BANKING ON CRIMINALS Food for poor from serial poisoner doing life
Fiend had a hatred of the elderly
A NURSE branded the Angel of Death after murdering four patients with injections has started a foodbank from inside one of Britain’s most notorious jails.
Colin Norris was called “thoroughly evil and dangerous” by the judge who jailed him.
Now he has convinced fellow prisoners at HMP Frankland to join his Food Bank Initiative. And he refers to it as “the FBI”.
Since December 2017 Norris, 40, has given around 350kg of non-perishable goods – amounting to 450 meals for families.
Donations include juice boxes and tinned fruits and veg from the prison tuck shop.
And Norris, who changed his name to Colin Campbell in jail, admits cons use it to help with Sentence Plans which are vital if they want be released.
Despite his merciless crimes, the twisted poisoner says: “I think we can all agree that as a nation we should not even have such things as foodbanks in the 21st century in one of the seven richest nations on earth.
Overdose
“However, the reality is that we do. Unlike other charitable donations, money, at least we can guarantee that 100 per cent of the donation goes to the recipient in need.”
Glaswegian Norris was jailed for at least 30 years in 2008 after killing Doris Ludlam, 80, Ethel Hall, 86, Bridget Bourke, 88, and Irene Crookes, 79, with huge insulin overdoses at two Leeds hospitals in 2002.
Norris’s foodbank began at Frankland’s A wing in 2017 but now includes B and D wings.
In a letter to prison mag Inside
Time he claimed one prisoner at
Frankland – home to serial killer Levi
Bellfield, Soham monster Ian
Huntley and Lee Rigby’s murderer Michael Adebolajo – even donated a £150 cheque and got a thank you note from a foodbank charity.
He added: “Some residents have had Sentence Plans since the introduction of the FBI and had their input and support of the initiative acknowledged.
“Some people’s Personal Officers have even been adding positive Cnomis – Computer National Offender Management Information System – entries for resident’s participation in the Rehabilitative Culture as part of this. This was not part of the original plan. However, it’s encouraging to see some staff are on board too.” Norris also told how he had been contacted by inmates at other jails, including HMP Gartree, who wanted to start an FBI.
Kelly Smith, food supply manager at Durham Foodbank, confirmed it had received donations from Norris’s FBI. She said the charity, which has a network of 30 food banks across County Durham, was contacted by Norris in 2017 but did not deal directly with him.
And she insisted t here were strict guidelines so all the food donated is tested to ensure it had not been tampered with.
She said: “He wrote to us in 2017 but we were advised to communicate through the warden.
“We sent him out the normal letter, the signage and posters to help him get the message out across the wing of his prison.
“We’ve had four donations from him. We’ve never dealt with a prison before. It’s not the sort of place you would have expected to get donations.
“It’s the places you least expect where you get donations. It’s often those who have had experience of hardships.”
Norris insists he was convicted because of flawed evidence.
One supporter on the Free Colin Norris Facebook page wrote: “Colin is amazing.”
A spokesman for the Ministry of Justice declined to comment on Norris’s food bank.
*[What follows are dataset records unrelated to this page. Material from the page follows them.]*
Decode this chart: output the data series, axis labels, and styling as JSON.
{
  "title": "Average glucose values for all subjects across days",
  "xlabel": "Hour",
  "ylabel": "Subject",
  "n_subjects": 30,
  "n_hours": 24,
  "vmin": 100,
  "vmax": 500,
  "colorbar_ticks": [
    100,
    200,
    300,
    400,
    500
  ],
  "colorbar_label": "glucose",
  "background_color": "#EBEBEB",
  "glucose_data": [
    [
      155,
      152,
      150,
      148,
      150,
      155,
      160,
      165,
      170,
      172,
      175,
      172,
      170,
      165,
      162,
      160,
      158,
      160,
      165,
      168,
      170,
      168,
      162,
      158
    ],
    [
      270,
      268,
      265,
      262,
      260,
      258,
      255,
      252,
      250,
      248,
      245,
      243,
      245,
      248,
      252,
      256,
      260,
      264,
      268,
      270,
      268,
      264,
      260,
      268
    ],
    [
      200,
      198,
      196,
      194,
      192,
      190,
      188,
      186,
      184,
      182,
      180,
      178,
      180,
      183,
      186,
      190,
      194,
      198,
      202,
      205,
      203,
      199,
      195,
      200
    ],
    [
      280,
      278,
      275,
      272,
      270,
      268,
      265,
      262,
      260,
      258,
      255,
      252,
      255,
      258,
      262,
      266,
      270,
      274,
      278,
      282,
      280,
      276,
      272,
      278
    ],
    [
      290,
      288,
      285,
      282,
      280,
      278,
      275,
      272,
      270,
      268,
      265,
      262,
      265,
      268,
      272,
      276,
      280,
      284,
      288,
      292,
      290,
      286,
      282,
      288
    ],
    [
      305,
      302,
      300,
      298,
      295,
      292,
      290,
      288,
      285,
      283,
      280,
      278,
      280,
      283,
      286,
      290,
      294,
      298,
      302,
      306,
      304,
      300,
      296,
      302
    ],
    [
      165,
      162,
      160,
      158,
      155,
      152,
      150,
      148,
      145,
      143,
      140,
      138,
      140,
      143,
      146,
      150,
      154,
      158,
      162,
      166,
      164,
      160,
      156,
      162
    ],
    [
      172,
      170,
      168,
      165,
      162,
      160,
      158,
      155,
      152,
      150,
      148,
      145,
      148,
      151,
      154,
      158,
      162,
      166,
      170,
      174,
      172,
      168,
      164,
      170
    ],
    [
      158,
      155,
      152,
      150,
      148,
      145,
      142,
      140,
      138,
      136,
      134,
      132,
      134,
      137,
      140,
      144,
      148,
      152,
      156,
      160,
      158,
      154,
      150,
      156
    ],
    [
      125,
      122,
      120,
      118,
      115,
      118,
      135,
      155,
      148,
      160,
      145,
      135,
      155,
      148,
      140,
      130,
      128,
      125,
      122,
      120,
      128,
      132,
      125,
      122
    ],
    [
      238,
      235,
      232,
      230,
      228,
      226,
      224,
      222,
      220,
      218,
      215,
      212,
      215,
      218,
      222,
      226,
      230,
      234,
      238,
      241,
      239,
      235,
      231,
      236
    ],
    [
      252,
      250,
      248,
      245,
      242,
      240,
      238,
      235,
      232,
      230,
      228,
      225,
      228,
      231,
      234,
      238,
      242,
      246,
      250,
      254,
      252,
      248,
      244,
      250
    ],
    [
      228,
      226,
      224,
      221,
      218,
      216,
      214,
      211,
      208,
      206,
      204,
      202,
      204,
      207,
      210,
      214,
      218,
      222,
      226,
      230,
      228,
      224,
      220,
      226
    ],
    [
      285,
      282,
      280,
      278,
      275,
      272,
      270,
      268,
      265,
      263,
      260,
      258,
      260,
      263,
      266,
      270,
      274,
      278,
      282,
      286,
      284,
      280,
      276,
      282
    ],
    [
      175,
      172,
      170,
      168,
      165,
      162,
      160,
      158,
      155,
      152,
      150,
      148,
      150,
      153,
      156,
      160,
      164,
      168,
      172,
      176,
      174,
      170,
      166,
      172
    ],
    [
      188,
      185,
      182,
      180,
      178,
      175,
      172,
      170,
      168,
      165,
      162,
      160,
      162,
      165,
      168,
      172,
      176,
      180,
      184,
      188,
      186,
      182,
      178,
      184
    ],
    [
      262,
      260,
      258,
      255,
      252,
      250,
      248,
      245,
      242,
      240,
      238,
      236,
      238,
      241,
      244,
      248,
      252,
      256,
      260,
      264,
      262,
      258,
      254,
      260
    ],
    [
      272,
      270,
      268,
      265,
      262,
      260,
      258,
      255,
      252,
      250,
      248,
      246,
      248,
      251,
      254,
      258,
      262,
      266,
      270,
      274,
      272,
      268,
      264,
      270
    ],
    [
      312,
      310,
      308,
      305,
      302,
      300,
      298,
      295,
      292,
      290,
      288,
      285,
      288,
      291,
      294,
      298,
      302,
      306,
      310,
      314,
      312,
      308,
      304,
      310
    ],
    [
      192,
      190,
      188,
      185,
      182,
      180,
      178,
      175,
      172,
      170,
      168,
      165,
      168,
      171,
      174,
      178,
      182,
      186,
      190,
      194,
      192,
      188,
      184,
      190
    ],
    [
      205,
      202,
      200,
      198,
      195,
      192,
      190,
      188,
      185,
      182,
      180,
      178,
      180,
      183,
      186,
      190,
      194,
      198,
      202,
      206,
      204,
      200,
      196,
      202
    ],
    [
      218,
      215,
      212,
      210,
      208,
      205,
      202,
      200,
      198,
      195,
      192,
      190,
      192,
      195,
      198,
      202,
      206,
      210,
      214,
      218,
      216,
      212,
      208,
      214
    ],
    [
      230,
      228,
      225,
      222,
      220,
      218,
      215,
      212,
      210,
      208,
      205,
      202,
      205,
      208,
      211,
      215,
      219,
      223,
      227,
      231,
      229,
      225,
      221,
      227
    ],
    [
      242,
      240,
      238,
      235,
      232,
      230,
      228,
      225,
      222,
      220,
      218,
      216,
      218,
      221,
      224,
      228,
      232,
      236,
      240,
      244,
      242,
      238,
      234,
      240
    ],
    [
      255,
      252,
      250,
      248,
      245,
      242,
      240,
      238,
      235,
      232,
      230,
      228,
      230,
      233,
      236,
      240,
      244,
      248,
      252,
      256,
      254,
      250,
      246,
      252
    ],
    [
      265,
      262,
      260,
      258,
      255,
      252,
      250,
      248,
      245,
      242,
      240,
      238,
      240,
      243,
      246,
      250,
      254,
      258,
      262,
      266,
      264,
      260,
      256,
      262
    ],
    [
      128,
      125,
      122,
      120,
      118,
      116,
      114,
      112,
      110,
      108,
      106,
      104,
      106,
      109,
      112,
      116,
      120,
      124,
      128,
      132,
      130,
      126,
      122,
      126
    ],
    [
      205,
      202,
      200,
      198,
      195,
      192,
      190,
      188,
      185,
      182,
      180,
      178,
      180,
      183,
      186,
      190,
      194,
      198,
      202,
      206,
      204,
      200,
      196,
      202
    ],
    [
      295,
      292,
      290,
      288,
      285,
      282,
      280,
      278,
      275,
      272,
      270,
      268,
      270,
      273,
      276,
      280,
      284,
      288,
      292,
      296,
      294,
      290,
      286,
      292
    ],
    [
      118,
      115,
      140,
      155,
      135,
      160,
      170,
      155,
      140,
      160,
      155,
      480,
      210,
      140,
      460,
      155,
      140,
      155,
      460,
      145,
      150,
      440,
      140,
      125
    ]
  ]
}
NORRIS despised the elderly and believed he could kill with impunity, injecting his frail victims with lethal insulin doses.
He had boasted to hospital colleagues that “someone always died” when he was working the night shift.
After his capture he drew comparisons with killer GP Harold Shipman.
Stuart Hall, the son of victim Ethel Hall, said Norris “was either trying to play God or wanted to be seen as a hero”.
Norris, from Glasgow, committed his crimes in 2002 in hospitals in Leeds and once said he disliked caring for “geriatric patients”.
He was caught when Dr Emma Ward grew suspicious and ordered blood tests on Mrs Hall, 86, after she was found unconscious.
Probe
Mrs Hall, in for a broken hip, was given 1,000 unnecessary insulin units, compared with the 50 a day for someone with diabetes – which she did not have.
It prompted a police inquiry into the deaths of 72 patients.
When Norris was tried for four murders and the attempted murder of Vera Wilby, 90, prosecutor Robert Smith QC said there were “common facts” between victims, who all had hip ops.
Each was in poor health and could be seen as a “burden to nursing staff” and had suffered hypoglycaemia after ops.
Norris has never revealed a motive.
But five years after he was jailed, campaigners said the Criminal Cases Review Commission got fresh evidence. It was claimed hypoglycaemia in non-diabetics was more common than had first been thought.
Investigators also found evidence of other cases of hypoglycaemia in the hospital while Norris was off duty.
It was claimed there could have been natural reasons for the deaths. Norris’s lawyer said the cases used against him were “cherry-picked”.